Sollte das europäische Schadenersatzrecht einheitlicher sein? Es gibt großen Anpassungsbedarf, aber momentan stehen andere politische Fragen auf der Tagesordnung. Aber auch bei einer schrittweisen, längerfristigen Entwicklung sind intensive Vorarbeiten nötig, wenn man verhindern will, dass die Rechtsvereinheitlichung in Wahrheit zu einer Rechtsver- schlechterung führt. Es kommt ja nicht auf den kleinsten gemeinsamen Nenner an, dem jeder zustimmt, sondern auf die sachgerechteste Lösung. Diese findet man aber nur, wenn man vergleicht und bereit ist, über den eigenen Tellerrand zu schauen.

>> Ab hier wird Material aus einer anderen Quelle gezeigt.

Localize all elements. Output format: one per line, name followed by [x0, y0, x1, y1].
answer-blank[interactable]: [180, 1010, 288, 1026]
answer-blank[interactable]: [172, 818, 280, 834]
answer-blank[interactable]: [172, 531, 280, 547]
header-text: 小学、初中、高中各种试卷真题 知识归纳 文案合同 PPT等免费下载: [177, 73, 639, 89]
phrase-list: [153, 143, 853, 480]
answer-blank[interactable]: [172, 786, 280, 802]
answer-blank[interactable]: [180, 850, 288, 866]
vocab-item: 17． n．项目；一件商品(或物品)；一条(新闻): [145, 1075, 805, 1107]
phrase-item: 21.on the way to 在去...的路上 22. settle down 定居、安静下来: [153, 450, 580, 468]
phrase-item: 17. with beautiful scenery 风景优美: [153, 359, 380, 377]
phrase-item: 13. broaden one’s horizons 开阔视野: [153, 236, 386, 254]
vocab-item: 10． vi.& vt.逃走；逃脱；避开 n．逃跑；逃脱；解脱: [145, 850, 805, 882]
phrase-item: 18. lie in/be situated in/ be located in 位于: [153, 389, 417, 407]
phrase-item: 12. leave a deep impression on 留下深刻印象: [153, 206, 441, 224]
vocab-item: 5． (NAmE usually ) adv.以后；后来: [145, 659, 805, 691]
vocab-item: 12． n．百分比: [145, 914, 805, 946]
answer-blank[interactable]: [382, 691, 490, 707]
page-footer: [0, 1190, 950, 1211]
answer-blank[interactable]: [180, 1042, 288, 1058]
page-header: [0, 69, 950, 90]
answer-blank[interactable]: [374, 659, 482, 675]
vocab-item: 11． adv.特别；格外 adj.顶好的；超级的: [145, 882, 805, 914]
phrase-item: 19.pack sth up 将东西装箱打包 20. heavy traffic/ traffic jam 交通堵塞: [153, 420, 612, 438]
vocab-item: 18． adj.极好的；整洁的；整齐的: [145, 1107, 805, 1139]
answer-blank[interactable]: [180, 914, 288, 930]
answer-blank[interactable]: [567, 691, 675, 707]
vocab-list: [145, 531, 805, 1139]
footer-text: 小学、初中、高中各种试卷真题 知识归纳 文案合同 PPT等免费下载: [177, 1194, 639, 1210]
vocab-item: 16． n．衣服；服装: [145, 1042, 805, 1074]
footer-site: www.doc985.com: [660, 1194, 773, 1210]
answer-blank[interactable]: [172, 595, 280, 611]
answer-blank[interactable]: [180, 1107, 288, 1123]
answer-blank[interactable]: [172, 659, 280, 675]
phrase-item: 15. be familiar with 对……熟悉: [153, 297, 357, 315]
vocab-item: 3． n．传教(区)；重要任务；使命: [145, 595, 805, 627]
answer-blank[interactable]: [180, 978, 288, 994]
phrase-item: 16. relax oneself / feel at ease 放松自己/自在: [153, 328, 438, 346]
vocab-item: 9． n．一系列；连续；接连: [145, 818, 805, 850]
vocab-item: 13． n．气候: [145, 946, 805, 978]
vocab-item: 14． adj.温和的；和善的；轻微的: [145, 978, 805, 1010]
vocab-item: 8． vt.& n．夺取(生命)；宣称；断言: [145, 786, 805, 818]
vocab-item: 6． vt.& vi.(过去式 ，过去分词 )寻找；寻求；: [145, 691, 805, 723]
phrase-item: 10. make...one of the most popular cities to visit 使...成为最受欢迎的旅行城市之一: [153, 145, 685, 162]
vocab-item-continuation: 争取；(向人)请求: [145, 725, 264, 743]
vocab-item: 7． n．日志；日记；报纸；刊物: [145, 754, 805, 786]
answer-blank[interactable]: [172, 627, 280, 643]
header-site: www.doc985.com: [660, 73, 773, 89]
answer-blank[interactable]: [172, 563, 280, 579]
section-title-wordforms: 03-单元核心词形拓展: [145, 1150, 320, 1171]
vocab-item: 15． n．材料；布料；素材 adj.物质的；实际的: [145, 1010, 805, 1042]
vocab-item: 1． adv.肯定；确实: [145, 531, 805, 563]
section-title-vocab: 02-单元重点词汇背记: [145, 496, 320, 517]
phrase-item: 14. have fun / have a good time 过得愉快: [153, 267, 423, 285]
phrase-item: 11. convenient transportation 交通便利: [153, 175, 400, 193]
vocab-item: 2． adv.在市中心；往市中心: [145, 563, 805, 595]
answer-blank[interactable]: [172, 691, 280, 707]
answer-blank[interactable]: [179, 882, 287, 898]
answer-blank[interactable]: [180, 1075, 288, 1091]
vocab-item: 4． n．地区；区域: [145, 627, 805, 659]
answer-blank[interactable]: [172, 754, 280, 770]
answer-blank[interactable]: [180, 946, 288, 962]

Wie sehen Sie die Regelungen in den USA, die ein völlig anderes Rechtsverständnis verfolgen? Bei einem Autounfall bestehen meistens schwer zu beweisende Anspruchsvoraussetzungen und keine ausreichende Versicherungsdeckung. Aber auch klagen ist schwierig. Mir hat ein amerikanischer Anwalt etwa erzählt, dass er solche Prozesse erst ab einem Schaden von mehr als 100.000 Dollar übernimmt, bei einem Arztfehler wird er unter 500.000 Dollar Schaden erst gar nicht tätig, und das ist kein Einzelfall – die Masse der Geschädigten bekommt somit kaum etwas. Wer sich aber in einem Fastfoodlokal mit zu heißem Kaffee verbrüht, erhält „punitive damages“(Strafschadenersatz, Anm.) in Millionenhöhe. Mich erinnert das immer an die „spiegelnden Strafen“des Mittelalters: Wenn man kaum einen Dieb fängt, dann aber doch einen erwischt, muss der Dieb zumindest gevierteilt werden, damit jeder sieht, es passiert etwas. Da ist mir die Rechtslage bei uns und in Europa lieber: Das System ist im Großen und Ganzen effizient, und jeder Geschädigte kann seinen Schaden auch geltend machen.
Das Ziel einer Vereinheitlichung des Rechts ist, dass es für Geschädigte weniger komplex wird. Natürlich. Aber wir schauen dabei nicht nur auf den Geschädigten, sondern auch auf den Schädiger, weil man im Recht stets beide Seiten im Auge behalten muss. Zum einen müssen die Opfer ausreichend geschützt werden, zum anderen dürfen Schadenersatzansprüche aber auch nicht ausufern und ruinös werden. Wir befinden uns eben immer auf der Suche nach der goldenen Mitte, und das ist natürlich ein Weg, der nie zum Abschluss kommt.
(48) ist Direktor des Instituts für Europäisches Schadenersatzrecht der Akademie der Wissenschaften und der Universität Graz. Er versammelte von 5. bis 7. April 2018 Schadenersatzrechtsexperten aus ganz Europa in Wien, um Haftungsfragen der internationalen Mobilität zu diskutieren. Der dort jährlich stattfindende Vergleich europäischer Rechtsordnungen dient dazu, Lösungen für neuartige Problemfelder zu entwickeln.